Short/abstract: the (lack of) morals, when a company, an executive team, or even CEO, go to a financial institution, a hedge fund, a wealthy investor, and solicit $200B, $400B + to the intake of $1.5T (and counting!) over time (all the “big” tech/AI companies are on the hook for roughly this amount), and effectively having one technology, and promising another.
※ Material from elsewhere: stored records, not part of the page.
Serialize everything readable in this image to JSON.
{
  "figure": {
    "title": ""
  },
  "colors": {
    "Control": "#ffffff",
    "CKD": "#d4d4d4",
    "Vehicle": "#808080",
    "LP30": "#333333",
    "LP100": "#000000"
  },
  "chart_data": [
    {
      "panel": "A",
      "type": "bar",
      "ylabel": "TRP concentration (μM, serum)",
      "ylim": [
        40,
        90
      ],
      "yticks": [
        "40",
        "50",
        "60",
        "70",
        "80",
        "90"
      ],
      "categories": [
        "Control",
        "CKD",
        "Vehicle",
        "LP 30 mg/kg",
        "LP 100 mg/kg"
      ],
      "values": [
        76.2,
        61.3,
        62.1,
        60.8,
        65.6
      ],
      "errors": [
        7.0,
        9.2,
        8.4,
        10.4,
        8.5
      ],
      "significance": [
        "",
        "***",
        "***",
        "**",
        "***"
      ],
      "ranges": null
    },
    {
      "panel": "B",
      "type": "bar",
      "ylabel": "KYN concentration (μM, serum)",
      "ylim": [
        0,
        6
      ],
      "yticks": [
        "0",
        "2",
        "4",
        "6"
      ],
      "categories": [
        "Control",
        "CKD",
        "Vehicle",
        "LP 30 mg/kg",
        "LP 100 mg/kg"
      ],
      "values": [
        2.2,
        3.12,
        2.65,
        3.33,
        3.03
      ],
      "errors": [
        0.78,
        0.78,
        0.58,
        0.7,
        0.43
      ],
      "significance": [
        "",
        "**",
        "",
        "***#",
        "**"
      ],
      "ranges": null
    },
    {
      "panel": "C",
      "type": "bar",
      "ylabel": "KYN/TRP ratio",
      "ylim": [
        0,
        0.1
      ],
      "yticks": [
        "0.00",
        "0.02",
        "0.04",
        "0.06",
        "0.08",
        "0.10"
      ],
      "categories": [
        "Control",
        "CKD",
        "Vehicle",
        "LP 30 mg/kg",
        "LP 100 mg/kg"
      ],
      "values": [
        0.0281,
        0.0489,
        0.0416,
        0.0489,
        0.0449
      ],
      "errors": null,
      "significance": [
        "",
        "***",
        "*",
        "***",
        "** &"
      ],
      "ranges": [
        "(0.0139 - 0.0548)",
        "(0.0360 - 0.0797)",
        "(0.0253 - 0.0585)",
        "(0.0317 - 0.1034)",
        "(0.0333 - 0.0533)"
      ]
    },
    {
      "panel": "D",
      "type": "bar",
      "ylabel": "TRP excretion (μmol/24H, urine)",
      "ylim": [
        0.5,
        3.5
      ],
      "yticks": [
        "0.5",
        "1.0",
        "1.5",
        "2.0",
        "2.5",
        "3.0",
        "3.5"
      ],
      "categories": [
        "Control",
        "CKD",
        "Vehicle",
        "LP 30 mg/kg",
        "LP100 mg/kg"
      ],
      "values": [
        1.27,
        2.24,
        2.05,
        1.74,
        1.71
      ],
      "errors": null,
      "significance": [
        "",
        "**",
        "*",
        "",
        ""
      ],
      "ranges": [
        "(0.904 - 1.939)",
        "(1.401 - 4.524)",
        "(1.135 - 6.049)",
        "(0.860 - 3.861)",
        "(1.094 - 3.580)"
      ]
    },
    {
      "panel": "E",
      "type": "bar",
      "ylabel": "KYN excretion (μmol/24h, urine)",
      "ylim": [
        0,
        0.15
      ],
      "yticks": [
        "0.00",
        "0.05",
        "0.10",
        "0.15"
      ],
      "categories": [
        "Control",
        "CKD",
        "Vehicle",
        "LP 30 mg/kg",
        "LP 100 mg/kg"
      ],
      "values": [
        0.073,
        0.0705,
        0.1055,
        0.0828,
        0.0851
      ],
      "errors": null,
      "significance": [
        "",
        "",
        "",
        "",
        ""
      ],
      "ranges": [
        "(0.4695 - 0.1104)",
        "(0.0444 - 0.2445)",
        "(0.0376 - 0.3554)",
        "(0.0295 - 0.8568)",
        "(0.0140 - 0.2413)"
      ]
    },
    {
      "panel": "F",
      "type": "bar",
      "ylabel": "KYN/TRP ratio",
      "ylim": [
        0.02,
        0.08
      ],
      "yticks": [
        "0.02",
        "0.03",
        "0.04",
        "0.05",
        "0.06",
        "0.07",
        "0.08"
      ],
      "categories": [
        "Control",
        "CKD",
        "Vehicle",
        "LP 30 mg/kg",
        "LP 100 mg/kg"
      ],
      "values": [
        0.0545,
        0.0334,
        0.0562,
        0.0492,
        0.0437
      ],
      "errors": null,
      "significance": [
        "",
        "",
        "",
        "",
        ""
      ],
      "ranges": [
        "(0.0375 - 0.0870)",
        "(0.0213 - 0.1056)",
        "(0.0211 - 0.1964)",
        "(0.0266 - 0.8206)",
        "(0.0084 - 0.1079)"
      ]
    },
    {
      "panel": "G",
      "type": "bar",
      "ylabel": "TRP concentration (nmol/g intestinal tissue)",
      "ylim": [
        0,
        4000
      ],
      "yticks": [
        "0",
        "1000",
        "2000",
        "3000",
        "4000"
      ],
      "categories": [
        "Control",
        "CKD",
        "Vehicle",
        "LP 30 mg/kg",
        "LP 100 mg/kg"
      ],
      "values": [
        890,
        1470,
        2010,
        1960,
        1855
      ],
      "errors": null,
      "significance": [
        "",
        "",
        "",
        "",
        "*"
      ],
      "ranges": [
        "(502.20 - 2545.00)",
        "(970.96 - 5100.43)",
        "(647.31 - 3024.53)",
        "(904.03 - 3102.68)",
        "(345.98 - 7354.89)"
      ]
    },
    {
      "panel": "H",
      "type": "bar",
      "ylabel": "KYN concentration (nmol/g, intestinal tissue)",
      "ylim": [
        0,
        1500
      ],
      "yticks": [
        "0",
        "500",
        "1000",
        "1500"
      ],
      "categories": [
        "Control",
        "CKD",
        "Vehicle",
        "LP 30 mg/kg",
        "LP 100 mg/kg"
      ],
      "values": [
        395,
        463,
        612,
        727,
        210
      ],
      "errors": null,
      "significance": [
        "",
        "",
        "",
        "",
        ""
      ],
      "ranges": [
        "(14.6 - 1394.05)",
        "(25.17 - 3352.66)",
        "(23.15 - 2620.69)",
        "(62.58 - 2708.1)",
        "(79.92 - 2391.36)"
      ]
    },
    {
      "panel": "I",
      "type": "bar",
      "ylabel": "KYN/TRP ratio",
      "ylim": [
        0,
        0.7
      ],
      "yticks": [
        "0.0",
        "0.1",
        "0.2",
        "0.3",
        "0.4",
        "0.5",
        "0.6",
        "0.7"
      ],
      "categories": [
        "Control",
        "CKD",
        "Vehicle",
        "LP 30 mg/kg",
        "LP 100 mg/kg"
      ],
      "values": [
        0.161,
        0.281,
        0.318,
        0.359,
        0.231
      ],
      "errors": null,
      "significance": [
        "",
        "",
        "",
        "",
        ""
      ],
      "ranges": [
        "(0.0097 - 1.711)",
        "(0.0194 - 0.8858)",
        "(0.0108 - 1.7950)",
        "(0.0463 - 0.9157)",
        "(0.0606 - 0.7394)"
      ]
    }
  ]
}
What they have: access to, and leasing of, supercomputers, which they use in conjunction with LLM's (large language models), which can do a fair bit of impressive computing – “brute force” style. Throw intensely powerful hardware at it, “fuel” it with knowledge pools and sifted/stolen data – watch “magic” happen.

What they promise (investors): Actual Magic™ in the form of software that will fix it's own code, write newer versions of itself, replace all human-reliance on the building/development of current and new software (and hardware). Come up with it's own hyper efficient methods of implementing and designing hardware and software to work quickly and cheaply. (all this the lie of GenAI)

It's like if I told someone I had a Ferrari in the garage – but not just that, a flying Ferrari, and once the cash was exchanged, opening the garage to show only a moderately decent sedan – not useless, but not too great, either.

Parables aside, tech co's know what they're doing. They know the hot phrase of GenAI will never materialize.